Mark Mobius has urged the buy-side to ‘get away from the index’ and take advantage of active management opportunities which await in emerging markets.
The renowned emerging markets expert said the trend to follow the index was one of the reasons he left his famed role at Franklin Templeton Investments.
“The whole idea of us active investors now is to get away from the index, and one of the reasons why I decided to leave Franklin Templeton was that we were always being forced to lean towards the index,” said Mobius, speaking at TradeTech Europe.
“We say we’re active managers but we go into a closet and track beta, now we can say ‘we’re not tracking the index at all, we can have 20% in Egypt if we want’.”
“We’re looking at the Nigerians, Kenyans, smaller markets which the indices will not follow.
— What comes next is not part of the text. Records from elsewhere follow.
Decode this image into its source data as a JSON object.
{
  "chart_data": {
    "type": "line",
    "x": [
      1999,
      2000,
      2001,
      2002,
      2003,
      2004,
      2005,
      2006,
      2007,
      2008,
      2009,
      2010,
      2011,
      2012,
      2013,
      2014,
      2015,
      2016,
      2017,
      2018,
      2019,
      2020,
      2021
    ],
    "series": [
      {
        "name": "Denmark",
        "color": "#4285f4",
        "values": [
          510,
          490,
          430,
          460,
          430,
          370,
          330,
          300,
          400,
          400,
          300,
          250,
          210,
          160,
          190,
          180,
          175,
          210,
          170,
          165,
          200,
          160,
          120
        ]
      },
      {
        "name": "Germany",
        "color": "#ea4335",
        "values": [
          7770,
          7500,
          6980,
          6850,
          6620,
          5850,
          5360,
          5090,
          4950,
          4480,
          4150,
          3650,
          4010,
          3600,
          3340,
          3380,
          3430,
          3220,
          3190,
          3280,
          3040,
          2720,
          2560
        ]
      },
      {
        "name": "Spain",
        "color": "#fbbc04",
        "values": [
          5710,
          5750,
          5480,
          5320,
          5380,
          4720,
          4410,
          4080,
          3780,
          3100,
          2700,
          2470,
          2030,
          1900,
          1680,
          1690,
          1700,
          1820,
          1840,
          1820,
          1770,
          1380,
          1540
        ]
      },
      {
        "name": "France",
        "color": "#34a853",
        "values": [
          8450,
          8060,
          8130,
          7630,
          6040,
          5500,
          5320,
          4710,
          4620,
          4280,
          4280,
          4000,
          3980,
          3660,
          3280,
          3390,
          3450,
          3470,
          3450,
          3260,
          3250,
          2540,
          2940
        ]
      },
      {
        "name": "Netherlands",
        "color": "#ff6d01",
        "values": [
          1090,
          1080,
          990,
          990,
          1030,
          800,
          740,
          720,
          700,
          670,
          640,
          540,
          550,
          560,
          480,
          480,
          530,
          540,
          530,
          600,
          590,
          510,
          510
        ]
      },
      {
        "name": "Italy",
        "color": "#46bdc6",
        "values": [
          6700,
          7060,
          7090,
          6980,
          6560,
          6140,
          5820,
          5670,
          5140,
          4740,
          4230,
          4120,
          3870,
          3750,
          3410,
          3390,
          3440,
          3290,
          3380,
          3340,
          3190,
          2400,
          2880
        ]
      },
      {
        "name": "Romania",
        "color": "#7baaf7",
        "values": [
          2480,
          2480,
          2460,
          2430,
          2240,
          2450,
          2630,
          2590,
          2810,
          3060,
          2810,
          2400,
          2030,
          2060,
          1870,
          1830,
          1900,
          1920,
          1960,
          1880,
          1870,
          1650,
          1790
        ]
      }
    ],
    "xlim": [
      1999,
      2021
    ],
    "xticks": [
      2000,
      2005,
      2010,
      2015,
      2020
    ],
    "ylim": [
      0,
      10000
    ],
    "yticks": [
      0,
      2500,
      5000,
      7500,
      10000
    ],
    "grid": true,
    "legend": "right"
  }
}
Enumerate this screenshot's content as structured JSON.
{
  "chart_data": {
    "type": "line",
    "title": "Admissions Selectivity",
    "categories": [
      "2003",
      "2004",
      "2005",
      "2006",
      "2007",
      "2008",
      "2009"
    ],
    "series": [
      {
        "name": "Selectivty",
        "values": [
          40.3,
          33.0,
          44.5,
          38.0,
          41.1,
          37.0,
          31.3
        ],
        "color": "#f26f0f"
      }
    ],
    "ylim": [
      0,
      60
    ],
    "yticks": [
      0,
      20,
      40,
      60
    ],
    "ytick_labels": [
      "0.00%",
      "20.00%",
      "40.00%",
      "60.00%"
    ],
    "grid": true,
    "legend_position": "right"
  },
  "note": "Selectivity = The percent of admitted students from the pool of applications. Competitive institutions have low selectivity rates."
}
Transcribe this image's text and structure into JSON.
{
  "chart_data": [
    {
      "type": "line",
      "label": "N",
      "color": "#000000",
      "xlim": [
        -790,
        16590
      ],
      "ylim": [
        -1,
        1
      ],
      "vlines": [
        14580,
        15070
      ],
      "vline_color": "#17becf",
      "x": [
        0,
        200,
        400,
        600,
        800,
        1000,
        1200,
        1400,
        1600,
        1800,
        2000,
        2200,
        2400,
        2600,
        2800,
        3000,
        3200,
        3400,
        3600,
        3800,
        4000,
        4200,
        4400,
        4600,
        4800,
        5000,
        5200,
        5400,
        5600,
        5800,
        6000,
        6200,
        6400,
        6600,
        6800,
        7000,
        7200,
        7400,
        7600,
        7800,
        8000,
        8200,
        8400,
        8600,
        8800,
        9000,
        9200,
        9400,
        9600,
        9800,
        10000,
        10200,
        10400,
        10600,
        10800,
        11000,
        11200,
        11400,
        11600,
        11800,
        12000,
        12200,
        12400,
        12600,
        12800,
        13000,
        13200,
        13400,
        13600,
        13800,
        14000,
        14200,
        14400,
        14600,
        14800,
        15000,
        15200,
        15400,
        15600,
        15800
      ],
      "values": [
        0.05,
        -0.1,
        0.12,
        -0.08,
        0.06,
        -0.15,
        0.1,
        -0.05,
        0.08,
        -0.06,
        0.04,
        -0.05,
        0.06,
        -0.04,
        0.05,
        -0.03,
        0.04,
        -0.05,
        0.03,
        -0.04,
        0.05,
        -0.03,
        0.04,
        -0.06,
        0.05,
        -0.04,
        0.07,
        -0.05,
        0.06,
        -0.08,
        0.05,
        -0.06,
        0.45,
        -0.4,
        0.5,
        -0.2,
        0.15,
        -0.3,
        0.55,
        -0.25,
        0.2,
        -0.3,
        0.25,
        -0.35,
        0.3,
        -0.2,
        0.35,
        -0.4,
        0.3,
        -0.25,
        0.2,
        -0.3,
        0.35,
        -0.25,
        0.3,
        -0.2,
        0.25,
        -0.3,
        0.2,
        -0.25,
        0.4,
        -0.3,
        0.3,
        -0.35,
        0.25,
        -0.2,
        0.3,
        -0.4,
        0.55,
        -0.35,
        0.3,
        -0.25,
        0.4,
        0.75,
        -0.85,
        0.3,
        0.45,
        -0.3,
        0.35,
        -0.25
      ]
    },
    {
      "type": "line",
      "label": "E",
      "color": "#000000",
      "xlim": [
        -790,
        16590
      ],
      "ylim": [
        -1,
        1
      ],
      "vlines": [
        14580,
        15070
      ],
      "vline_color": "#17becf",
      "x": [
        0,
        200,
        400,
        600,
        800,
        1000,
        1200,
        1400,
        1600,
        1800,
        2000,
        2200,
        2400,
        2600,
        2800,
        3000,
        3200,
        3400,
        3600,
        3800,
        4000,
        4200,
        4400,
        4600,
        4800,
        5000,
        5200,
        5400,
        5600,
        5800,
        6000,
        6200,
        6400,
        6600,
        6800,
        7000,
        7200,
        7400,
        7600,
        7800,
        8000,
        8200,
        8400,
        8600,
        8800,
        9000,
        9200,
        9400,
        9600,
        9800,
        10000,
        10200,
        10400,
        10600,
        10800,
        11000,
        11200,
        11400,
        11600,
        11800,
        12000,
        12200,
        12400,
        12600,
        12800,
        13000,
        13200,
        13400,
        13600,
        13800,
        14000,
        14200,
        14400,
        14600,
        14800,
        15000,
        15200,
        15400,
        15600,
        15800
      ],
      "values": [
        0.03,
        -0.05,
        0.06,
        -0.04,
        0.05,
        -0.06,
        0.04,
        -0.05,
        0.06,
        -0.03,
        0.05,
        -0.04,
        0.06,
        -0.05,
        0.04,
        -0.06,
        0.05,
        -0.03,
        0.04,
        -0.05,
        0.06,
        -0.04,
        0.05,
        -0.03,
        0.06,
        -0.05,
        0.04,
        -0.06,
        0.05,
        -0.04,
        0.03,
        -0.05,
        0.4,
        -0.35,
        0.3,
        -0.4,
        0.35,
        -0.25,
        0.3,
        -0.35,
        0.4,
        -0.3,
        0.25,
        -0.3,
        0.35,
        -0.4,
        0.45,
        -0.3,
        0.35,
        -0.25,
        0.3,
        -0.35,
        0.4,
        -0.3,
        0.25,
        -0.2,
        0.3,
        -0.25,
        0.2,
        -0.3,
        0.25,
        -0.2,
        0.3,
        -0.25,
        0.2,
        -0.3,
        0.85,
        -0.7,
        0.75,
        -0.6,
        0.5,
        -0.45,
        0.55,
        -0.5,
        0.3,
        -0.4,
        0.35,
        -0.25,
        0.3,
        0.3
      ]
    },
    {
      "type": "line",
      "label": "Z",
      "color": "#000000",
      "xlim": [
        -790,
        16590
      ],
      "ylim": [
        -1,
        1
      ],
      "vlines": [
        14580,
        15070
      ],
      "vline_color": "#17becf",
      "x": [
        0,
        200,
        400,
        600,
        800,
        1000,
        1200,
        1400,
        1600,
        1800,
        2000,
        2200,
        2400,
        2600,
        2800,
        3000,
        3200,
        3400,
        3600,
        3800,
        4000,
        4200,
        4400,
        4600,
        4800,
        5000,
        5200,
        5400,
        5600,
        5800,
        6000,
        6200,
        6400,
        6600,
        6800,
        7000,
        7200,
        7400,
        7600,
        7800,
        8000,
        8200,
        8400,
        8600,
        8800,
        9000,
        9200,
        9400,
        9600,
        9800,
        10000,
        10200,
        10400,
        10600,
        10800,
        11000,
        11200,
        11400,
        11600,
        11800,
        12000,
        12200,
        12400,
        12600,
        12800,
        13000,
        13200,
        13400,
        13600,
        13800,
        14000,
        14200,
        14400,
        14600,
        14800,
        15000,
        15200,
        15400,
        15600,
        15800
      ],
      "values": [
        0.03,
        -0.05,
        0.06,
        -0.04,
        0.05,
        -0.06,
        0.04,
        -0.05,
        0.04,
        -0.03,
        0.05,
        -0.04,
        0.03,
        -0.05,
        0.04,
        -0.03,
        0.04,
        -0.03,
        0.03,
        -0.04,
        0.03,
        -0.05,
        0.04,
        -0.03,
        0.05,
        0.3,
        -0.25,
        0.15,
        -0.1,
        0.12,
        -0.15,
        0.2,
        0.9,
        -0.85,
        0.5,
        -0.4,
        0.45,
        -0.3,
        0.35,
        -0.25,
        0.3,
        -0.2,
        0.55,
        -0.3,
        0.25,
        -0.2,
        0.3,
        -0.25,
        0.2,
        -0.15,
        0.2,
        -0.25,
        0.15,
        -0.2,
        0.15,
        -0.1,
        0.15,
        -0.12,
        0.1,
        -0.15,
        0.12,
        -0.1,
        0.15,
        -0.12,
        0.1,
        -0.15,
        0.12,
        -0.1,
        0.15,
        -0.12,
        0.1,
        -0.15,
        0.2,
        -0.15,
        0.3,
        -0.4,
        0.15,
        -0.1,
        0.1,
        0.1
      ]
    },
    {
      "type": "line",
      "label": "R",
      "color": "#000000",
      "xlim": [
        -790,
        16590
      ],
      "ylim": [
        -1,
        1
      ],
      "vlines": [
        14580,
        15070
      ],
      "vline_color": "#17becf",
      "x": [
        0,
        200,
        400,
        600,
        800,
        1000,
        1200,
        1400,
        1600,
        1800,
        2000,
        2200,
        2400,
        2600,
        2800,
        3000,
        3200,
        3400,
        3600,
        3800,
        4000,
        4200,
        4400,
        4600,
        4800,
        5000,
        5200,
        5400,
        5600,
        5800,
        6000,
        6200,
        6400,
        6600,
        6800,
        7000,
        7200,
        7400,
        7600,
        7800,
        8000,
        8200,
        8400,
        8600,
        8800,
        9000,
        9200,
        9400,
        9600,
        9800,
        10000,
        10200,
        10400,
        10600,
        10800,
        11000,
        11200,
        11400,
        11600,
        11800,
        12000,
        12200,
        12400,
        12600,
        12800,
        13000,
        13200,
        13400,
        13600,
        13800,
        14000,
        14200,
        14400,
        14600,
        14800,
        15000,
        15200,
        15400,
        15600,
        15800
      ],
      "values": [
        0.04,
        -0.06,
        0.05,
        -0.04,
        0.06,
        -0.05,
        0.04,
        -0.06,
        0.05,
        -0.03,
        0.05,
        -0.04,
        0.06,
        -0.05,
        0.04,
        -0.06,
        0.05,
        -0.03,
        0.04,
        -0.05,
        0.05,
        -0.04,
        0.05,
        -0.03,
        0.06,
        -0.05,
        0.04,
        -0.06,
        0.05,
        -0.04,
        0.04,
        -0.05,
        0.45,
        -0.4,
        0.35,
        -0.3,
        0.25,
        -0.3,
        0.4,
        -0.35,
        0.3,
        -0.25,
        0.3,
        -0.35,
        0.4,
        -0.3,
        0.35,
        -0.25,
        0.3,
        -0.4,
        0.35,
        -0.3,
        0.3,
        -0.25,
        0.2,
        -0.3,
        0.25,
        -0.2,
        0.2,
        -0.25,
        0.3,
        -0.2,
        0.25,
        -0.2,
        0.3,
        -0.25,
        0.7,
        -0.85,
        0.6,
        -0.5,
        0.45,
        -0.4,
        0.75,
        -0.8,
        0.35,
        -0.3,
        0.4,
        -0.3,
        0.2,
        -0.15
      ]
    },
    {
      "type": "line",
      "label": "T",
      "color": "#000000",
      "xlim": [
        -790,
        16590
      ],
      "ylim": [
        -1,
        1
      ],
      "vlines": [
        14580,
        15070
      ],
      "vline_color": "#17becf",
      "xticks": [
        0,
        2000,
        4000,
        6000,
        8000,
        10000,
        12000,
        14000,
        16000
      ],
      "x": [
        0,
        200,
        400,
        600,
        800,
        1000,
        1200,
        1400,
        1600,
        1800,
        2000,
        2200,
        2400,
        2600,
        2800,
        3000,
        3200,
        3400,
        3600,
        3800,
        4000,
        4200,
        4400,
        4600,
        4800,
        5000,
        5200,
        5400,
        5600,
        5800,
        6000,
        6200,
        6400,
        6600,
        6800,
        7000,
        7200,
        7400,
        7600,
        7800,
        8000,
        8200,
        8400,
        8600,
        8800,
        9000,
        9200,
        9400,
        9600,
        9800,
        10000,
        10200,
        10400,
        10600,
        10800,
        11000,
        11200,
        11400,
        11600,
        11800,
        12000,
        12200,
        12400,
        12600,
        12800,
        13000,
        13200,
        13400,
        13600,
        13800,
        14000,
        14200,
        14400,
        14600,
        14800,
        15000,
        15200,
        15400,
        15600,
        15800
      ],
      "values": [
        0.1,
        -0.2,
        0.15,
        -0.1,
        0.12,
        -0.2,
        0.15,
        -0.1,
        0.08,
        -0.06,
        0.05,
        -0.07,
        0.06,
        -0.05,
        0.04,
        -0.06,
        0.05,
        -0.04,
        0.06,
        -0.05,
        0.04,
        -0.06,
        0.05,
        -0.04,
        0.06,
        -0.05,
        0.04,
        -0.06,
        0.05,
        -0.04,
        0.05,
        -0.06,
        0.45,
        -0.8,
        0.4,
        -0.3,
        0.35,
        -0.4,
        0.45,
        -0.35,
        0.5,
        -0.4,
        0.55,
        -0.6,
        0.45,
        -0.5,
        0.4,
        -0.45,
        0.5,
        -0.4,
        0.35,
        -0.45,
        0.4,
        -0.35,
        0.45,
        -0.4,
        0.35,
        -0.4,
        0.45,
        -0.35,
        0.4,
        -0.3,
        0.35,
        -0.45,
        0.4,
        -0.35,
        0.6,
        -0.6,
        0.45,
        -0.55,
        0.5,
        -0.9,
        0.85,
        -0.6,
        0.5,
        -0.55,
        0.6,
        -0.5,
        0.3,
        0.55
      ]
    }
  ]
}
The pool of money is growing, there’s no doubt about that, it’s about where the allocation will be.”
Despite a major uptick in passive management in emerging markets year-to-date coinciding with a downturn in active management, Mobius also predicted a change of fortunes, citing recent meetings with investors in the US.
“The gap between flows of funds active and passive shows you that there is a tremendous opportunity in active,” Mobius added.
“This is what we are finding with our clients: I was amazed by the eagerness – I was in the US recently with various pension funds and family offices – because they said they’ve followed these ETFs and now need something specialised and active.”
Speaking with Michael Fidance, head, CEEMEA sales trading at HSBC, the two discussed a range of emerging markets including India and China, with Mobius having high hopes for the former.
“The amount of IPO activity we expect in India will be equal to China,” Mobius added. “China is the big boy in this space mainly because of the index activity. Look at the ETF flows its going into China because it has a heavier weighting in the index. But that’s just a temporary activity because India is coming up very quickly.
China has been the big focus for emerging markets given its market liberalisation, along with a higher weighting of inclusion within the MSCI index.
China’s A-shares will increase to 20% of MSCI’s Emerging Market Index; making the total passive inflows into China to top $600 billion, while regulatory and market infrastructure changes are also increasing access to RMB- denominated assets.
The TRADE is set to publish a special emerging markets supplement later this month, in association with HSBC, and part of the focus in the issue is on the variable liquidity in emerging markets. Index inclusion, along with market reforms, is something which can have a major impact, making effective liquidity management in emerging markets critical for investment firms, particularly those operating under regulated UCITS banners.
“Liquidity is a major problem, which is why when we sign up a client we tell them to be ready to hang this money up for the next five years,” commented Mobius.
“The interesting thing now is that a lot of the issues from emerging markets are finding their way into the London and New York markets,” he added, referring to Alibaba’s listing on the New York Stock Exchange.